The 2-3 trick for summing n numbers of d-bits each in log 2/3 n steps

1- Patition the remainining n numbers to n/3 groups of three numbers each.

2- Temporary devide each number x_i to two numbers of d-bits each:

xa_i containg the odd bits of x_i and xb_i containg the even bits

of x_i. Thus each group contains six numbers accordingly.

3- In parallel for each group sum the three odd numbers and the three

even numbers seperatly.

This is done by summing in parallel each bit.

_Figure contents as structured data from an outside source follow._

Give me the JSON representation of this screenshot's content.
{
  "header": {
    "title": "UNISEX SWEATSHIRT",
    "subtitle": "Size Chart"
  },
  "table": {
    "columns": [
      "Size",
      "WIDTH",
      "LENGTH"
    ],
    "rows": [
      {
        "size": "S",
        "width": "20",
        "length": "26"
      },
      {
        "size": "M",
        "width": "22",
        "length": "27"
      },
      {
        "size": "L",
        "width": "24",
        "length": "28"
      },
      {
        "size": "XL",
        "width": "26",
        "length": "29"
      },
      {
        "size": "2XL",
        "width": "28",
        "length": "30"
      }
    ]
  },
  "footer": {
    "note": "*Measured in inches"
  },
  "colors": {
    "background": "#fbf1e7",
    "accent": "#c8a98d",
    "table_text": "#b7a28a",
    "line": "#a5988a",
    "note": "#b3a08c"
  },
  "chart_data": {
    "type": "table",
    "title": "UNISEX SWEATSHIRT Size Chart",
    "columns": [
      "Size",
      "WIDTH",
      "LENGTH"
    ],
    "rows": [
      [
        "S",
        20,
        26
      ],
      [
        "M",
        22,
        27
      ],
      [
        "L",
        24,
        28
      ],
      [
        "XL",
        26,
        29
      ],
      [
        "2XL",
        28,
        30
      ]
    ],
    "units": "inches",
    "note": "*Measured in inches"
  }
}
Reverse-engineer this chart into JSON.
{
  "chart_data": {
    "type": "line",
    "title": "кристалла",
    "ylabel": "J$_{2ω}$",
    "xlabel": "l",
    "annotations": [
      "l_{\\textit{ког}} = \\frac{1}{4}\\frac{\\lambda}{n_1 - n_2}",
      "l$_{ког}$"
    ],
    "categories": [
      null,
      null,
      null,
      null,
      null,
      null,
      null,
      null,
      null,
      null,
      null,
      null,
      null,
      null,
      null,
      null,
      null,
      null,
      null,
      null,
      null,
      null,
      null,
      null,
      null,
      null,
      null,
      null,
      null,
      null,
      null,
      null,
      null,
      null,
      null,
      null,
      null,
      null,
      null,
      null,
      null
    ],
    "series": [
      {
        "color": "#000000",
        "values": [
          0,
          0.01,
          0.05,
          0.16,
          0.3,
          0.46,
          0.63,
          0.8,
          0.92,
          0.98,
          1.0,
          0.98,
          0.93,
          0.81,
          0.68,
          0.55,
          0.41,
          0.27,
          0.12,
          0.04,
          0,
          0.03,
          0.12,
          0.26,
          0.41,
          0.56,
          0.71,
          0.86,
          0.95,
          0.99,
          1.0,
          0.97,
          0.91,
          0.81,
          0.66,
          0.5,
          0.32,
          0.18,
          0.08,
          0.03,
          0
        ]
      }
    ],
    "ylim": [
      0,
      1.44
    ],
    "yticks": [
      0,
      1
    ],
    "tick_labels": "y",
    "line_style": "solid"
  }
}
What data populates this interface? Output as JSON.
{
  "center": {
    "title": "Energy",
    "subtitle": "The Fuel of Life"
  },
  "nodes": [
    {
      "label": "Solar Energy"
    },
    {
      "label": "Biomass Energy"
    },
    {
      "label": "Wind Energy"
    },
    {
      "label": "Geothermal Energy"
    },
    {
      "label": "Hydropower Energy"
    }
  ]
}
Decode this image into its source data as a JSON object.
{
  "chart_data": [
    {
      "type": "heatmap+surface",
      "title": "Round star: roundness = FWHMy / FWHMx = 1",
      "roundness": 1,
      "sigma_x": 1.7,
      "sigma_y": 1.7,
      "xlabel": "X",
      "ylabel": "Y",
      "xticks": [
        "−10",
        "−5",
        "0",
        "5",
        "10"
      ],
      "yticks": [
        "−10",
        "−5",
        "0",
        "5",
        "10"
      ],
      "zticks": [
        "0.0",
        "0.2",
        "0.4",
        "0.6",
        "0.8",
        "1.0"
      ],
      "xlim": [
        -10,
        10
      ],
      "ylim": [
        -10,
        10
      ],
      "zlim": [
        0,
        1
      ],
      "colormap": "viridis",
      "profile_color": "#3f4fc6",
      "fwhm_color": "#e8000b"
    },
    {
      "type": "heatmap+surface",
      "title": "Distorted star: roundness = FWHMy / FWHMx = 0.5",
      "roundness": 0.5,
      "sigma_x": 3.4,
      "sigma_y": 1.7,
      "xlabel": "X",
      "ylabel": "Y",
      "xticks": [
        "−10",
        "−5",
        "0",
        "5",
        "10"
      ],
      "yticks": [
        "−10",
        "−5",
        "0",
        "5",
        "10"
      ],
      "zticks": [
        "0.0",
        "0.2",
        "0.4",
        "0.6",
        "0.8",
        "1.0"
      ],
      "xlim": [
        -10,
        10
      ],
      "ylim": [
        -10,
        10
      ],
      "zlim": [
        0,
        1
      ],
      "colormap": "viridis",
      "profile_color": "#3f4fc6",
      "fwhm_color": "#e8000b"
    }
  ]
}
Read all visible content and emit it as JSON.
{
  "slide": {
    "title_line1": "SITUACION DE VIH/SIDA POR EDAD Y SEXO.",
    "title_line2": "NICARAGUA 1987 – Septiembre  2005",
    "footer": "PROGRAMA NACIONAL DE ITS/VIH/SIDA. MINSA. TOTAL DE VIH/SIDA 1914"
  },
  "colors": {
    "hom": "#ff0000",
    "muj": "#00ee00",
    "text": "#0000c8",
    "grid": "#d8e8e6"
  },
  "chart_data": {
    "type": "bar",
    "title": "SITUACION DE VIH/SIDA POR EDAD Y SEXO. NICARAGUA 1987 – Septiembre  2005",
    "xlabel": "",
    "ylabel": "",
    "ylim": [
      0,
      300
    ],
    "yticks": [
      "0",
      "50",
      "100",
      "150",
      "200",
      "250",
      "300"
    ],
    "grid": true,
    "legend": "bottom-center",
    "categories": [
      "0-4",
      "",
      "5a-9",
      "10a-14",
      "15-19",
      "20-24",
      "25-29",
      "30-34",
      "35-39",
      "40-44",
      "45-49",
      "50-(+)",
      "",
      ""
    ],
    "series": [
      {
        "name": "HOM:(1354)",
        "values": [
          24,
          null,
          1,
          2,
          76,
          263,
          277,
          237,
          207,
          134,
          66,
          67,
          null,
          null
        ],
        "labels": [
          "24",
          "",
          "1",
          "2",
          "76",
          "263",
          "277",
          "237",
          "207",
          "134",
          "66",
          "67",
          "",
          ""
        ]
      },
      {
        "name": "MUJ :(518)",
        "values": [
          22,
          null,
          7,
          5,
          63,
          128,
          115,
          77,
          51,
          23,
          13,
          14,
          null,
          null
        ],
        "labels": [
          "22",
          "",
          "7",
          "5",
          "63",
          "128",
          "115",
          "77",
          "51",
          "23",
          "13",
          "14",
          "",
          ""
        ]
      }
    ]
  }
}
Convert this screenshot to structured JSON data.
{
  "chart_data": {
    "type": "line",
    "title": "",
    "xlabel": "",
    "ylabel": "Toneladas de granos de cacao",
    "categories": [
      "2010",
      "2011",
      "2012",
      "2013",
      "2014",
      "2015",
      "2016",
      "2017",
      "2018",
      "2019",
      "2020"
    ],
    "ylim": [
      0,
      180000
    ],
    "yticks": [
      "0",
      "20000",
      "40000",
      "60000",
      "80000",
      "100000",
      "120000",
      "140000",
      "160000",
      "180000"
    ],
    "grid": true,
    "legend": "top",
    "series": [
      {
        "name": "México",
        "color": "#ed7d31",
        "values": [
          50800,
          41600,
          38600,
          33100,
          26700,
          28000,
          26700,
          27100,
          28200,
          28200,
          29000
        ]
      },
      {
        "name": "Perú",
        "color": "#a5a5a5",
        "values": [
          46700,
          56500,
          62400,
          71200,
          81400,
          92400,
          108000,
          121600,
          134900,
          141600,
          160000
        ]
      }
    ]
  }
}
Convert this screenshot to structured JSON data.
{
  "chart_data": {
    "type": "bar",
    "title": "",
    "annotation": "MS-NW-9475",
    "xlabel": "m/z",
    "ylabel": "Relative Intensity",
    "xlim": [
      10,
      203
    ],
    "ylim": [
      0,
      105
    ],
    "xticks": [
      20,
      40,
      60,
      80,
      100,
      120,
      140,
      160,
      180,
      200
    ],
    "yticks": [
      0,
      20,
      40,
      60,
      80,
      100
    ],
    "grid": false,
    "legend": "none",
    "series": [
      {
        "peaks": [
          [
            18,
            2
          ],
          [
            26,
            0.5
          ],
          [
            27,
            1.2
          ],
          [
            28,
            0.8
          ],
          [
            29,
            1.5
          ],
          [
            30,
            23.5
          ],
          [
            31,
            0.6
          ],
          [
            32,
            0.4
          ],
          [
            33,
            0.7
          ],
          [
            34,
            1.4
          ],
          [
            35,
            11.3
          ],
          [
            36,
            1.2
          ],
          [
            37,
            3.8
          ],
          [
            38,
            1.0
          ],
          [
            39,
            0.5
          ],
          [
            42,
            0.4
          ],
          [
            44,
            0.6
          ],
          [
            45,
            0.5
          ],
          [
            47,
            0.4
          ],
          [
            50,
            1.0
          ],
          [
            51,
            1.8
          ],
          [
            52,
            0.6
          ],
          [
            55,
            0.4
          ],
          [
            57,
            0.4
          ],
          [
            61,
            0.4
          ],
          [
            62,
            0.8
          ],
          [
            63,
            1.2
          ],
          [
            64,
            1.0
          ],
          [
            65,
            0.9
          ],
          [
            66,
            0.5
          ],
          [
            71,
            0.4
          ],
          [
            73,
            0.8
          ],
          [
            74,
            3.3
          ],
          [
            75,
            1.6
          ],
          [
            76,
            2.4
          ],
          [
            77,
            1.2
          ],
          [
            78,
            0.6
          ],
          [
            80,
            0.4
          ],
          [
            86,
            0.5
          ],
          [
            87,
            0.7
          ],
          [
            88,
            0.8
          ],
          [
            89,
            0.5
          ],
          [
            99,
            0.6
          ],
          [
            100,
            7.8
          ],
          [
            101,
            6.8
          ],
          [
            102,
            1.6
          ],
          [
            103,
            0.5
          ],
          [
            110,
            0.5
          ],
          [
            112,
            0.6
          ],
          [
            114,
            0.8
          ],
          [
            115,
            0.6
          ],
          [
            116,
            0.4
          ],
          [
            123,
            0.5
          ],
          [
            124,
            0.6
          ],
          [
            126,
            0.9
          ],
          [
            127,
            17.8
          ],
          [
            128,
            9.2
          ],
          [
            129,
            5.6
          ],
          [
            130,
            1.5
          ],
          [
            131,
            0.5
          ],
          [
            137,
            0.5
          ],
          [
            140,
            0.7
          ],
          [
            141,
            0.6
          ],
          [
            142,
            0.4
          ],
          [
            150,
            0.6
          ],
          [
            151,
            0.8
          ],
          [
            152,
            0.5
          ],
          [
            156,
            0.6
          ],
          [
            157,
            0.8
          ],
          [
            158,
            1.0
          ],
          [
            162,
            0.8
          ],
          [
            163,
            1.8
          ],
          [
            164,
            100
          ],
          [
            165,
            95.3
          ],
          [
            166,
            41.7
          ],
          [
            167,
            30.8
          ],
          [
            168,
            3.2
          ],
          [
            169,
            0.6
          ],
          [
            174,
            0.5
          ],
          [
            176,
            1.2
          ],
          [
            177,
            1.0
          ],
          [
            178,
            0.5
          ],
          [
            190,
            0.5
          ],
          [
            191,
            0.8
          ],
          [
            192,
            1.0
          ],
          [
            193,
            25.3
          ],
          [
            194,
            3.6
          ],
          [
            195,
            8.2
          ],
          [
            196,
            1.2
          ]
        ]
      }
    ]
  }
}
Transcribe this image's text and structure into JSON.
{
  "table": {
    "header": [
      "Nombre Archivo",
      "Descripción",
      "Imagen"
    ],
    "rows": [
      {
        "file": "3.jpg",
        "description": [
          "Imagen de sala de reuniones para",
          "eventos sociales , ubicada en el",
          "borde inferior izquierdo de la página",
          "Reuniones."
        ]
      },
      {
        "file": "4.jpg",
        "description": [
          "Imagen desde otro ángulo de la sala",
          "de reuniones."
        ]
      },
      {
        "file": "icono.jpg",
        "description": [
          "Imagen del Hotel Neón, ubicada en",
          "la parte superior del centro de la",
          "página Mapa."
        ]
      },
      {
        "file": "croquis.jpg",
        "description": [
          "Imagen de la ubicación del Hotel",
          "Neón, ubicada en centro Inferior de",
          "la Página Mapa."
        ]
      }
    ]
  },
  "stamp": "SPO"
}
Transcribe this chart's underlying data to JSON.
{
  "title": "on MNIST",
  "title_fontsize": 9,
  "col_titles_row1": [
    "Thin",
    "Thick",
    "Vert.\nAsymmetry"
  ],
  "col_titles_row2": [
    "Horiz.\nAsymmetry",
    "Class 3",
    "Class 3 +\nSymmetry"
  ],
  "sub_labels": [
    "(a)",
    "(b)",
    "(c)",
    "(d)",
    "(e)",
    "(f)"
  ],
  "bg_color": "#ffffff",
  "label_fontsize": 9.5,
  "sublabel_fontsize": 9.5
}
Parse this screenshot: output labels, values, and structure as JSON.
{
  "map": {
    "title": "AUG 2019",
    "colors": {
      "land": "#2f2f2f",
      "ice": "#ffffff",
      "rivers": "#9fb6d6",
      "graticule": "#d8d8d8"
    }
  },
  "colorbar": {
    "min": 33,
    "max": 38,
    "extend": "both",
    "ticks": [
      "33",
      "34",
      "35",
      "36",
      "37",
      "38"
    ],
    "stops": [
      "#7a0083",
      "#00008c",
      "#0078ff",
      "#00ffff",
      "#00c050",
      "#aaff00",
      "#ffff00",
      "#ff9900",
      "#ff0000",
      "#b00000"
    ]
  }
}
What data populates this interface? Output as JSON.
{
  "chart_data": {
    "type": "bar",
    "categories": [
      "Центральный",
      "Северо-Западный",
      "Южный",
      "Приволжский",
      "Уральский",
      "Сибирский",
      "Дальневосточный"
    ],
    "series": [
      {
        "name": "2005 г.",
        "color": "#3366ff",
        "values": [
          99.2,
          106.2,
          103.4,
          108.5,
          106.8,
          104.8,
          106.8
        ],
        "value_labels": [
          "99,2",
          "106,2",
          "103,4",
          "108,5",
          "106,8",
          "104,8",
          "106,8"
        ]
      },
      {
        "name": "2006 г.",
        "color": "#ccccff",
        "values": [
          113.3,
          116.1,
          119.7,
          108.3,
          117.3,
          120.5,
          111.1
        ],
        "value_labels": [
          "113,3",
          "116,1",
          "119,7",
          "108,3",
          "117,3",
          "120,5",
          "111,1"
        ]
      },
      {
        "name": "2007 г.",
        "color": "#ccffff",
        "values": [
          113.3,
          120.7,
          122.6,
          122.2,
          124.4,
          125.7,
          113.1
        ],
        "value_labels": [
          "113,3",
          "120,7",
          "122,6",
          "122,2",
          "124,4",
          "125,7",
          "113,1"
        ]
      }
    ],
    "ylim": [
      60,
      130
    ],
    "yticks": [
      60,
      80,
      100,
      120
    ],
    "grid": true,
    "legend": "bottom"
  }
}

For example,

assume that we are to sum the j'th bit of xa_i,xa_i+1,xa_i+2

where j=0,2,4,8,.... .

Since the even place j+1 is empty then the tree bits can be easily summed

(yieliging either 00,01,10 or 11) and their carry can be safely stored

in the j+1 bit.

4- At this stage each group is reduced to two numbers

ya_i,yb_i containg the odd/even sums of the original three numbers

xa_i,xa_i+1,xa_i+2.

5- We can reat thise steps with the remaining numbers setting

x_1,...,x_2n/3 to ya_1,yb_1,ya_3,yb_3,....

Each application of these steps reduces the remaining numbers by 2/3

hence after log 2/3 n we can compute the total sum.